He sighed and scratched at his chin. "You have more magic within you than I have ever seen. It took me a year to learn what you have done in a week. My greatest student perhaps could cast the basics of a light spell in five months and you were able to do that in a day. But if you jump from one thing to the next you will not master the spell. Here," he waved at the objects around them. "You drew on the light around you to make your own."

"That's the most efficient way."

"But it will not always be an option. Draw on the light of this one harp first. Then we'll move to non-magical light from a lamp. And once you've mastered that we'll try to see if you can create light from noth-"

"I don't have time for all of this!" How does no one understand? "Ganondorf is out there now with whatever plot he currently has. I think- no I know- he just started a war with the moblins and I don't yet know why. Do you think I can stop him with a light spell?"

"If that is your worry we will try something else. Perhaps wards? Something to help you protect yourself."

"No. Show me something that will guarantee my victory. Show me time magic." She waved about her. "This is the Temple of Time isn't it?"

Ruaru shook his head. "Zelda, time magic does not guarantee victory. This is a magic even the Three Gddesses rarely used. Hylia and her champion may have only used it once to rid the world of demons." He sighed and sat down and gestured for her to do the same. "Why do you think this was called the Temple of Time in ages past?"

She sat, forcing herself to calm and remember that Ruaru was a wise and gifted teacher. Much more knowledgeable than any of her tutors. She couldn't just act like a princess to him and order him to give in to her. It was the most annoying thing in the world, but she needed to behave the good student and not let her annoyance get the better of her again. "Most temples follow a simple naming pattern. Either named after the gods or goddesses they worship, or some divine patron that may not be the god itself but some intermediary or honored past member of the temple's order."

"That is so, but do you think any of that makes sense for a temple of time?"

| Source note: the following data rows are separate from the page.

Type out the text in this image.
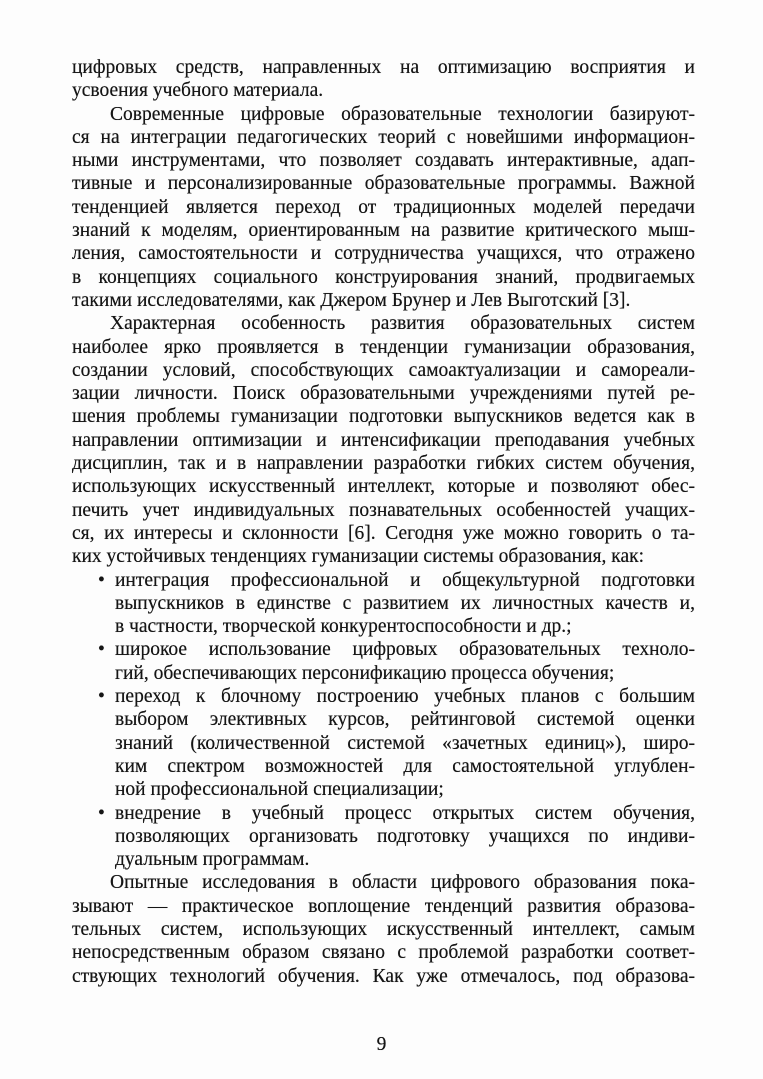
цифровых средств, направленных на оптимизацию восприятия и
усвоения учебного материала.
Современные цифровые образовательные технологии базируют-
ся на интеграции педагогических теорий с новейшими информацион-
ными инструментами, что позволяет создавать интерактивные, адап-
тивные и персонализированные образовательные программы. Важной
тенденцией является переход от традиционных моделей передачи
знаний к моделям, ориентированным на развитие критического мыш-
ления, самостоятельности и сотрудничества учащихся, что отражено
в концепциях социального конструирования знаний, продвигаемых
такими исследователями, как Джером Брунер и Лев Выготский [3].
Характерная особенность развития образовательных систем
наиболее ярко проявляется в тенденции гуманизации образования,
создании условий, способствующих самоактуализации и самореали-
зации личности. Поиск образовательными учреждениями путей ре-
шения проблемы гуманизации подготовки выпускников ведется как в
направлении оптимизации и интенсификации преподавания учебных
дисциплин, так и в направлении разработки гибких систем обучения,
использующих искусственный интеллект, которые и позволяют обес-
печить учет индивидуальных познавательных особенностей учащих-
ся, их интересы и склонности [6]. Сегодня уже можно говорить о та-
ких устойчивых тенденциях гуманизации системы образования, как:
• интеграция профессиональной и общекультурной подготовки
выпускников в единстве с развитием их личностных качеств и,
в частности, творческой конкурентоспособности и др.;
• широкое использование цифровых образовательных техноло-
гий, обеспечивающих персонификацию процесса обучения;
• переход к блочному построению учебных планов с большим
выбором элективных курсов, рейтинговой системой оценки
знаний (количественной системой «зачетных единиц»), широ-
ким спектром возможностей для самостоятельной углублен-
ной профессиональной специализации;
• внедрение в учебный процесс открытых систем обучения,
позволяющих организовать подготовку учащихся по индиви-
дуальным программам.
Опытные исследования в области цифрового образования пока-
зывают — практическое воплощение тенденций развития образова-
тельных систем, использующих искусственный интеллект, самым
непосредственным образом связано с проблемой разработки соответ-
ствующих технологий обучения. Как уже отмечалось, под образова-
9
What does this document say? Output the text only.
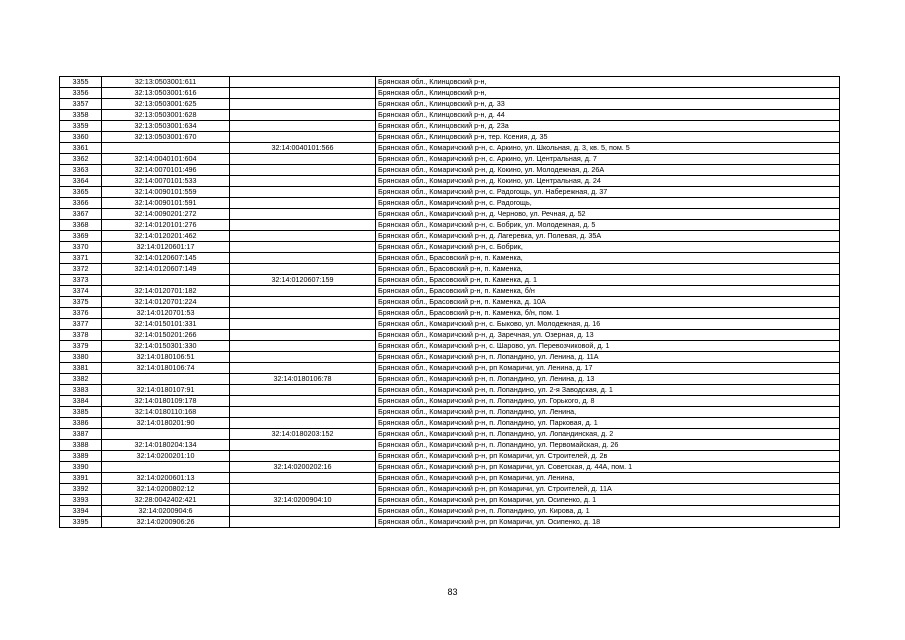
3355	32:13:0503001:611		Брянская обл., Клинцовский р-н,
3356	32:13:0503001:616		Брянская обл., Клинцовский р-н,
3357	32:13:0503001:625		Брянская обл., Клинцовский р-н, д. 33
3358	32:13:0503001:628		Брянская обл., Клинцовский р-н, д. 44
3359	32:13:0503001:634		Брянская обл., Клинцовский р-н, д. 23а
3360	32:13:0503001:670		Брянская обл., Клинцовский р-н, тер. Ксения, д. 35
3361		32:14:0040101:566	Брянская обл., Комаричский р-н, с. Аркино, ул. Школьная, д. 3, кв. 5, пом. 5
3362	32:14:0040101:604		Брянская обл., Комаричский р-н, с. Аркино, ул. Центральная, д. 7
3363	32:14:0070101:496		Брянская обл., Комаричский р-н, д. Кокино, ул. Молодежная, д. 26А
3364	32:14:0070101:533		Брянская обл., Комаричский р-н, д. Кокино, ул. Центральная, д. 24
3365	32:14:0090101:559		Брянская обл., Комаричский р-н, с. Радогощь, ул. Набережная, д. 37
3366	32:14:0090101:591		Брянская обл., Комаричский р-н, с. Радогощь,
3367	32:14:0090201:272		Брянская обл., Комаричский р-н, д. Черново, ул. Речная, д. 52
3368	32:14:0120101:276		Брянская обл., Комаричский р-н, с. Бобрик, ул. Молодежная, д. 5
3369	32:14:0120201:462		Брянская обл., Комаричский р-н, д. Лагеревка, ул. Полевая, д. 35А
3370	32:14:0120601:17		Брянская обл., Комаричский р-н, с. Бобрик,
3371	32:14:0120607:145		Брянская обл., Брасовский р-н, п. Каменка,
3372	32:14:0120607:149		Брянская обл., Брасовский р-н, п. Каменка,
3373		32:14:0120607:159	Брянская обл., Брасовский р-н, п. Каменка, д. 1
3374	32:14:0120701:182		Брянская обл., Брасовский р-н, п. Каменка, б/н
3375	32:14:0120701:224		Брянская обл., Брасовский р-н, п. Каменка, д. 10А
3376	32:14:0120701:53		Брянская обл., Брасовский р-н, п. Каменка, б/н, пом. 1
3377	32:14:0150101:331		Брянская обл., Комаричский р-н, с. Быково, ул. Молодежная, д. 16
3378	32:14:0150201:266		Брянская обл., Комаричский р-н, д. Заречная, ул. Озерная, д. 13
3379	32:14:0150301:330		Брянская обл., Комаричский р-н, с. Шарово, ул. Перевозчиковой, д. 1
3380	32:14:0180106:51		Брянская обл., Комаричский р-н, п. Лопандино, ул. Ленина, д. 11А
3381	32:14:0180106:74		Брянская обл., Комаричский р-н, рп Комаричи, ул. Ленина, д. 17
3382		32:14:0180106:78	Брянская обл., Комаричский р-н, п. Лопандино, ул. Ленина, д. 13
3383	32:14:0180107:91		Брянская обл., Комаричский р-н, п. Лопандино, ул. 2-я Заводская, д. 1
3384	32:14:0180109:178		Брянская обл., Комаричский р-н, п. Лопандино, ул. Горького, д. 8
3385	32:14:0180110:168		Брянская обл., Комаричский р-н, п. Лопандино, ул. Ленина,
3386	32:14:0180201:90		Брянская обл., Комаричский р-н, п. Лопандино, ул. Парковая, д. 1
3387		32:14:0180203:152	Брянская обл., Комаричский р-н, п. Лопандино, ул. Лопандинская, д. 2
3388	32:14:0180204:134		Брянская обл., Комаричский р-н, п. Лопандино, ул. Первомайская, д. 26
3389	32:14:0200201:10		Брянская обл., Комаричский р-н, рп Комаричи, ул. Строителей, д. 2в
3390		32:14:0200202:16	Брянская обл., Комаричский р-н, рп Комаричи, ул. Советская, д. 44А, пом. 1
3391	32:14:0200601:13		Брянская обл., Комаричский р-н, рп Комаричи, ул. Ленина,
3392	32:14:0200802:12		Брянская обл., Комаричский р-н, рп Комаричи, ул. Строителей, д. 11А
3393	32:28:0042402:421	32:14:0200904:10	Брянская обл., Комаричский р-н, рп Комаричи, ул. Осипенко, д. 1
3394	32:14:0200904:6		Брянская обл., Комаричский р-н, п. Лопандино, ул. Кирова, д. 1
3395	32:14:0200906:26		Брянская обл., Комаричский р-н, рп Комаричи, ул. Осипенко, д. 18
83
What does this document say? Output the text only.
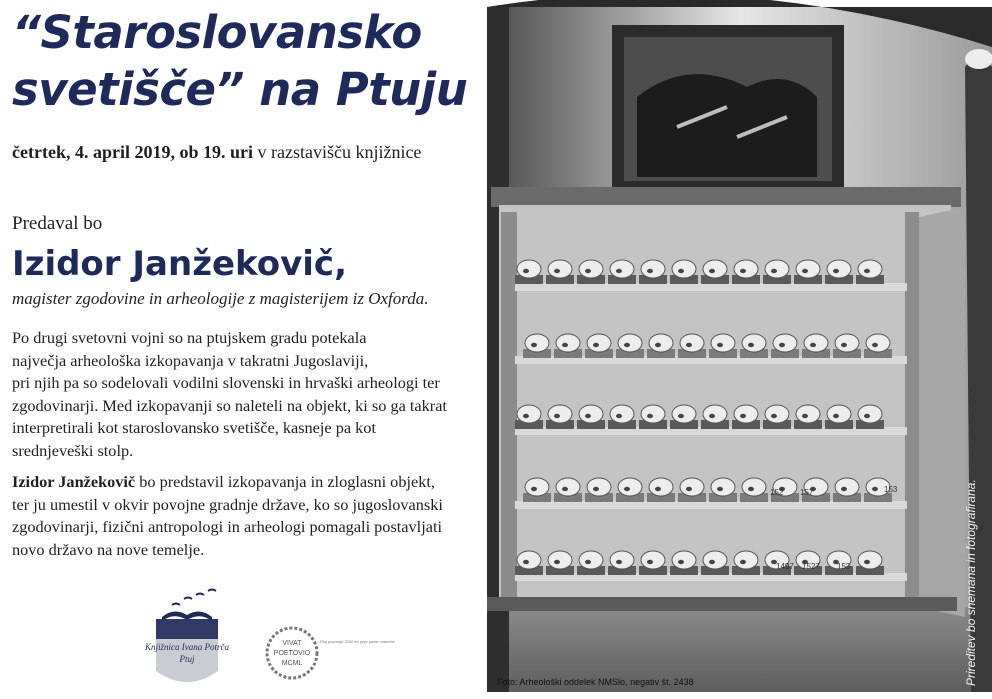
“Staroslovansko
svetišče” na Ptuju
četrtek, 4. april 2019, ob 19. uri v razstavišču knjižnice
Predaval bo
Izidor Janžekovič,
magister zgodovine in arheologije z magisterijem iz Oxforda.

Po drugi svetovni vojni so na ptujskem gradu potekala
največja arheološka izkopavanja v takratni Jugoslaviji,
pri njih pa so sodelovali vodilni slovenski in hrvaški arheologi ter
zgodovinarji. Med izkopavanji so naleteli na objekt, ki so ga takrat
interpretirali kot staroslovansko svetišče, kasneje pa kot
srednjeveški stolp.

Izidor Janžekovič bo predstavil izkopavanja in zloglasni objekt,
ter ju umestil v okvir povojne gradnje države, ko so jugoslovanski
zgodovinarji, fizični antropologi in arheologi pomagali postavljati
novo državo na nove temelje.

Knjižnica Ivana Potrča
Ptuj
VIVAT
POETOVIO
MCML
Ptuj praznuje 2000 let prve pisne omembe
152 157	153
1497 1527 153
Foto: Arheološki oddelek NMSlo, negativ št. 2438	Prireditev bo snemana in fotografirana.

"No. Time isn't a god, not even in the oldest text I've looked through. And time can't be a patron either."

"So, we are not named like a normal temple. So why do you think we were named the Temple of Time?"

Zelda sighed, with Ruaru's trepidation it seemed obvious. "You protect it, the flow of time. But a group of priests wouldn't just decide to do that by themselves. So, this was a charge given to you by someone, then. The Three Goddesses?"

"Very good," Ruaru smiled. "Hylia actually, after the Three Goddesses left. Back when the land was new and the demons had just been locked away. Every attempt to shape time to your will can cause irreversible damage. Some have even theorized every attempt to do so has actually split the world apart."

"What does that mean?"

"It means some of this temples greatest scholars believe we live in the timeline of chaos. Centuries ago, Hylia and her champion used the Triforce to expunge the demons and all their ilk. But one survived, stole the Triforce for himself and went back to before they cast the demons out and wished to bring his master power."

"But, the demons were defeated. You just said that. Everyone knows this story."

"And they were, again. But, we live in that time when the demon stole the Triforce to resurrect his master. And so the taint of demons still lives with us. Remaining in the foul creatures that roam at the outskirts of civilization, the moblins and octorok and the like."

"The Gerudo?"

"No," Ruaru said sharply, as if disappointed that Zelda would suggest such a thing. "They are people like any other. A people who have lived a harsher life than any deserve. But that's a different lesson. I wish you to think, if we live in the world where the demon king was resurrected, what happened to the time where he was locked away forever?"

Zelda paused. She had never really thought about something like that. "Are you telling me, there is another Hyrule somewhere? Another Hyrule with no moblins or monsters of any kind?"

"Possibly. The story is centuries old, and there is no way to travel to such a place. But, it shows you how fragile this world is. Paradise was ripped away from us through time magic. So, Princess, I will not be teaching you anything related to that. Not for a long time."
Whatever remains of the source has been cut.